Introduction: Core features of psychotic disorders seem represented by Jumping to Conclusions, JTC, bias or inaccuracy in emotion recognition and theory of mind abilities, underlying the formation and maintenance of delusions and hallucinations, with a negative impact on the person's social functioning. In line with existing knowledge, cognitive biases are observed along the continuum of psychosis, from psychotic-like experiences to full-blown psychosis. A poorer performance in metacognition can be seen as a marker of developing a psychotic illness and confirms the potential value of assessing metacognitive beliefs in individuals vulnerable to psychosis.
Purpose: To explore whether the metacognitive approach in early psychosis offers a promising perspective in early intervention by focusing on improving metacognitive competence to prevent psychotic crises (Baumgartner et al., 2020).

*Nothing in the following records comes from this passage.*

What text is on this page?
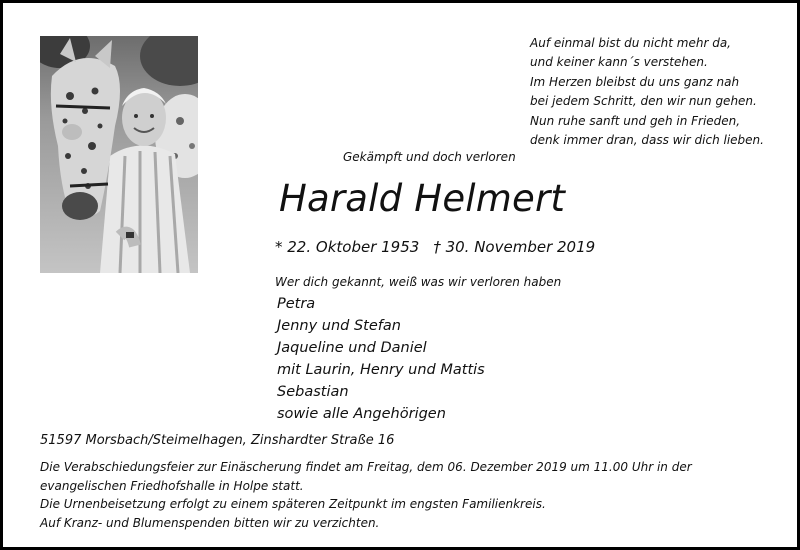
Auf einmal bist du nicht mehr da,
und keiner kann´s verstehen.
Im Herzen bleibst du uns ganz nah
bei jedem Schritt, den wir nun gehen.
Nun ruhe sanft und geh in Frieden,
denk immer dran, dass wir dich lieben.
Gekämpft und doch verloren
Harald Helmert
* 22. Oktober 1953 † 30. November 2019
Wer dich gekannt, weiß was wir verloren haben
Petra
Jenny und Stefan
Jaqueline und Daniel
mit Laurin, Henry und Mattis
Sebastian
sowie alle Angehörigen
51597 Morsbach/Steimelhagen, Zinshardter Straße 16
Die Verabschiedungsfeier zur Einäscherung findet am Freitag, dem 06. Dezember 2019 um 11.00 Uhr in der
evangelischen Friedhofshalle in Holpe statt.
Die Urnenbeisetzung erfolgt zu einem späteren Zeitpunkt im engsten Familienkreis.
Auf Kranz- und Blumenspenden bitten wir zu verzichten.
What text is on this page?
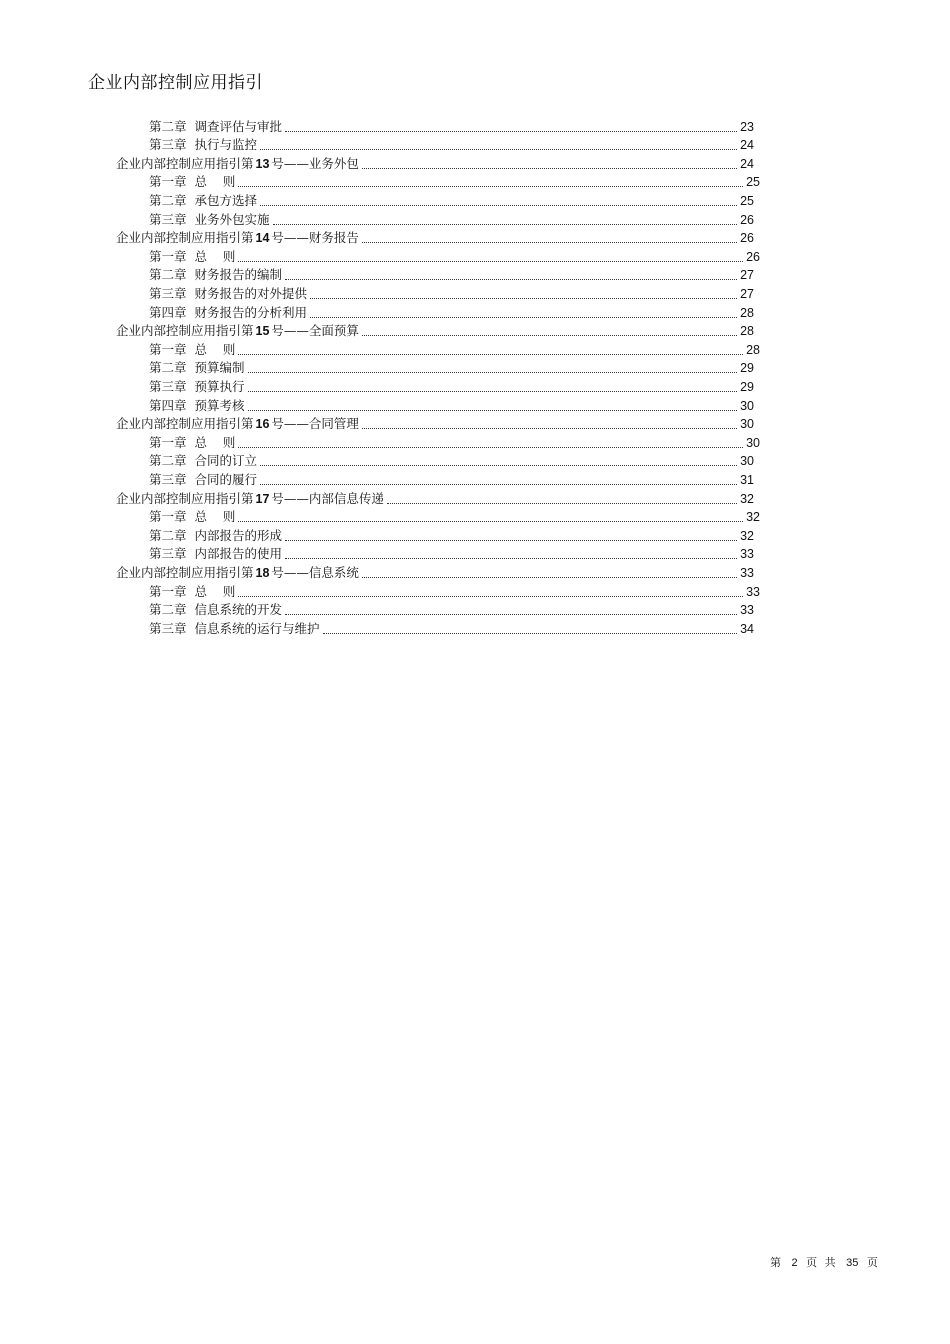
企业内部控制应用指引
第二章 调查评估与审批	23
第三章 执行与监控	24
企业内部控制应用指引第 13 号——业务外包	24
第一章 总    则	25
第二章 承包方选择	25
第三章 业务外包实施	26
企业内部控制应用指引第 14 号——财务报告	26
第一章 总    则	26
第二章 财务报告的编制	27
第三章 财务报告的对外提供	27
第四章 财务报告的分析利用	28
企业内部控制应用指引第 15 号——全面预算	28
第一章 总    则	28
第二章 预算编制	29
第三章 预算执行	29
第四章 预算考核	30
企业内部控制应用指引第 16 号——合同管理	30
第一章 总    则	30
第二章 合同的订立	30
第三章 合同的履行	31
企业内部控制应用指引第 17 号——内部信息传递	32
第一章 总    则	32
第二章 内部报告的形成	32
第三章 内部报告的使用	33
企业内部控制应用指引第 18 号——信息系统	33
第一章 总    则	33
第二章 信息系统的开发	33
第三章 信息系统的运行与维护	34
第 2 页 共 35 页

Method: A literature search of published literature since 2010 was conducted to investigate the efficacy of Metacognitive Training (MCT) (Moritz et al., 2010) on different stages of psychosis.
Results: Concerning the appropriate treatment of cognitive biases in psychotic users and individuals with recent onset of psychosis, several studies and meta-analyses confirmed the efficacy of MCT on positive symptoms, neurocognition, cognitive insight, cognitive biases, and social functioning. Also, MCT showed promising outcomes in young at-risk mental states, ARMS, population, and in young subjects in the early stages of psychosis independently by their Duration of Untreated Psychosis over two years (Ussorio et al., 2016).
Conclusions: MCT seems to be a promising treatment in clinical practice, taking into account the positive results in cognitive insight improvement that may act to improve treatment adherence and prevent psychotic episodes. A future web adaptation of MCT could represent a challenge in reaching more young users at high risk of transit to psychosis.